Upah Buruh Selama ini Hanya Dihitung Untuk Kebutuhan Saat Lajang

 

UMKabKudus, Radiosuarakudus.com – Sejumlah pekerja yang tergabung dalam Aliansi Serikat Pekerja Kabupaten Kudus, Selasa 7 Oktober 2014, menggelar aksi unjuk rasa untuk menuntut pemberian upah buruh yang layak. Aksi unjuk rasa yang digelar di depan Gedung DPRD Kudus itu, digelar mulai pukul 09.00 WIB. Selain mengusung sejumlah kotak amal yang merupakan aksi protes atas rendahnya upah buruh saat ini, pengunjuk rasa juga membuat tenda keprihatinan.

Pengunjuk rasa yang juga Koordinator Konfederasi Serikat Buruh Sejahtera (KSBSI) Kudus, Slamet Machmudi, mengungkapkan, ketentuan upah minimum kabupaten (UMK) seharusnya diperuntukkan bagi buruh berstatus lajang dengan masa kerja 0–1 tahun, kenyataannya justru dijadikan upah maksimal bagi buruh. Penerapan UMK menjadi upah maksimum bagi buruh di Kudus, sudah berjalan selama bertahun-tahun.

Akibatnya, lanjut dia, para pengusaha merasa aman setelah memberikan upah kepada buruhnya dengan nominal UMK tanpa memperhatikan masa kerja, kapasitas dan profesionalisme yang dimiliki buruhbya. Kalaupun ada skala dan struktur upah, perbedaan jumlah nominal upah diantara para buruh tidak melebihi Rp500 per hari. Ia mengapresiasi usulan UMK 2015 dari Asosiasi Pengusaha Indonesia (APINDO) Kudus sebesar Rp. 1.300.000 karena melebihi angka kebutuhan hidup layak (KHL) yang dicapai melalui survei pada bulan September 2014 sebesar Rp. 1.198.070.

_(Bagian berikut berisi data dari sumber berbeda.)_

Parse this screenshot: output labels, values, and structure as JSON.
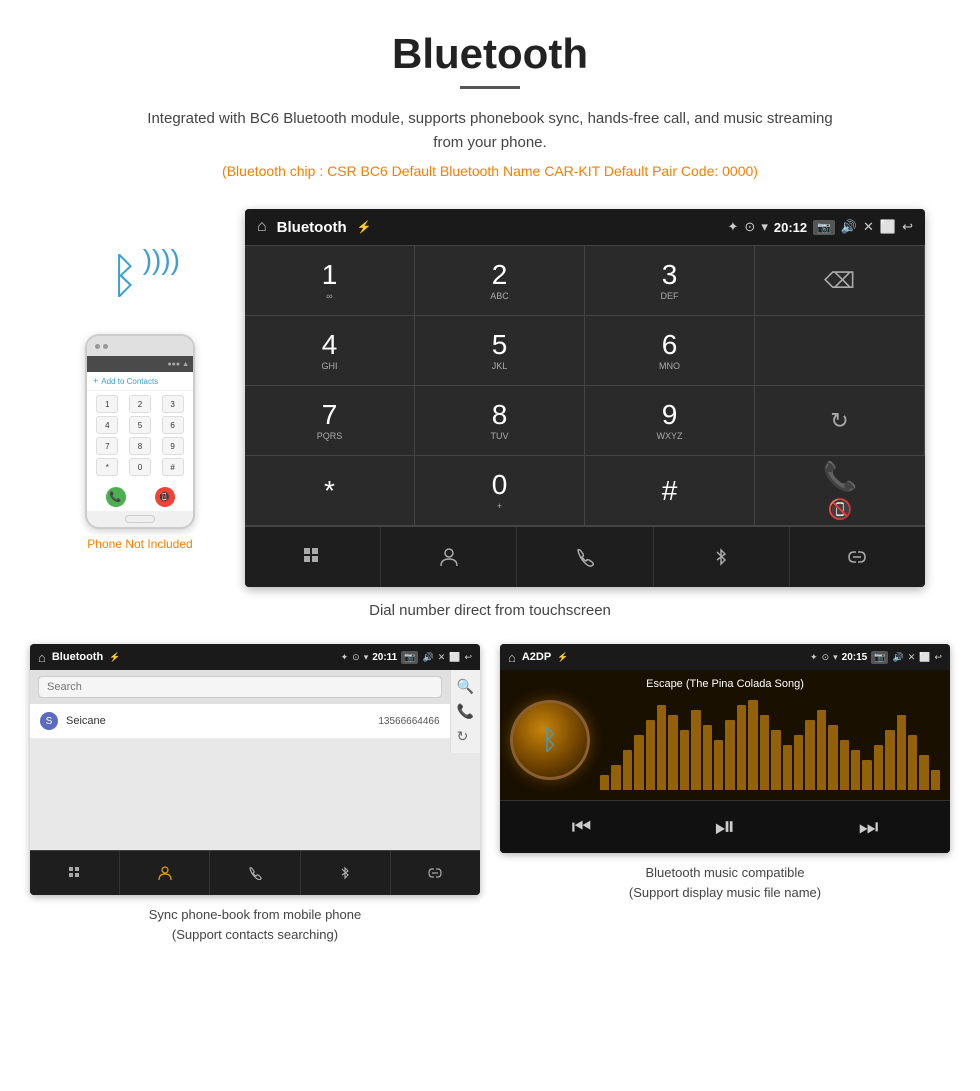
{
  "page": {
    "title": "Bluetooth",
    "description": "Integrated with BC6 Bluetooth module, supports phonebook sync, hands-free call, and music streaming from your phone.",
    "specs": "(Bluetooth chip : CSR BC6    Default Bluetooth Name CAR-KIT    Default Pair Code: 0000)",
    "phone_not_included": "Phone Not Included",
    "main_caption": "Dial number direct from touchscreen",
    "bottom_left_caption_line1": "Sync phone-book from mobile phone",
    "bottom_left_caption_line2": "(Support contacts searching)",
    "bottom_right_caption_line1": "Bluetooth music compatible",
    "bottom_right_caption_line2": "(Support display music file name)"
  },
  "car_screen": {
    "status_bar": {
      "home_icon": "⌂",
      "title": "Bluetooth",
      "usb_icon": "⚡",
      "bt_icon": "✦",
      "location_icon": "⊙",
      "wifi_icon": "▾",
      "time": "20:12",
      "camera_icon": "📷",
      "volume_icon": "🔊",
      "close_icon": "✕",
      "window_icon": "⬜",
      "back_icon": "↩"
    },
    "dialpad": {
      "keys": [
        {
          "num": "1",
          "letters": "∞",
          "col": 0
        },
        {
          "num": "2",
          "letters": "ABC",
          "col": 1
        },
        {
          "num": "3",
          "letters": "DEF",
          "col": 2
        },
        {
          "num": "",
          "letters": "",
          "col": 3,
          "special": "backspace"
        },
        {
          "num": "4",
          "letters": "GHI",
          "col": 0
        },
        {
          "num": "5",
          "letters": "JKL",
          "col": 1
        },
        {
          "num": "6",
          "letters": "MNO",
          "col": 2
        },
        {
          "num": "",
          "letters": "",
          "col": 3,
          "special": "empty"
        },
        {
          "num": "7",
          "letters": "PQRS",
          "col": 0
        },
        {
          "num": "8",
          "letters": "TUV",
          "col": 1
        },
        {
          "num": "9",
          "letters": "WXYZ",
          "col": 2
        },
        {
          "num": "",
          "letters": "",
          "col": 3,
          "special": "refresh"
        },
        {
          "num": "*",
          "letters": "",
          "col": 0
        },
        {
          "num": "0",
          "letters": "+",
          "col": 1
        },
        {
          "num": "#",
          "letters": "",
          "col": 2
        },
        {
          "num": "",
          "letters": "",
          "col": 3,
          "special": "call-end"
        }
      ],
      "bottom_icons": [
        "grid",
        "person",
        "phone",
        "bluetooth",
        "link"
      ]
    }
  },
  "phonebook_screen": {
    "status_bar": {
      "home": "⌂",
      "title": "Bluetooth",
      "usb": "⚡",
      "bt": "✦",
      "loc": "⊙",
      "wifi": "▾",
      "time": "20:11",
      "camera": "📷",
      "volume": "🔊",
      "close": "✕",
      "window": "⬜",
      "back": "↩"
    },
    "search_placeholder": "Search",
    "contacts": [
      {
        "letter": "S",
        "name": "Seicane",
        "phone": "13566664466"
      }
    ],
    "bottom_icons": [
      "grid",
      "person",
      "phone",
      "bluetooth",
      "link"
    ],
    "side_icons": [
      "search",
      "phone",
      "refresh"
    ]
  },
  "music_screen": {
    "status_bar": {
      "home": "⌂",
      "title": "A2DP",
      "usb": "⚡",
      "bt": "✦",
      "loc": "⊙",
      "wifi": "▾",
      "time": "20:15",
      "camera": "📷",
      "volume": "🔊",
      "close": "✕",
      "window": "⬜",
      "back": "↩"
    },
    "track_name": "Escape (The Pina Colada Song)",
    "viz_bars": [
      15,
      25,
      40,
      55,
      70,
      85,
      75,
      60,
      80,
      65,
      50,
      70,
      85,
      90,
      75,
      60,
      45,
      55,
      70,
      80,
      65,
      50,
      40,
      30,
      45,
      60,
      75,
      55,
      35,
      20
    ],
    "controls": {
      "prev": "⏮",
      "play_pause": "⏯",
      "next": "⏭"
    }
  },
  "colors": {
    "orange": "#f77f00",
    "blue": "#3a9fd5",
    "green": "#4caf50",
    "red": "#f44336",
    "dark_bg": "#2a2a2a",
    "status_bg": "#1a1a1a"
  }
}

Hanya saja, kata dia, nominal Rp. 1,3 juta/bulan dinilai belum memenuhi standar upah layak karena untuk memenuhi kebutuhan hidup buruh lajang dalam satu bulan masih kurang. Untuk itu, kata dia, KSBSI mendesak keterlibatan anggota DPRD Kudus dalam penentuan UMK Kudus 2015.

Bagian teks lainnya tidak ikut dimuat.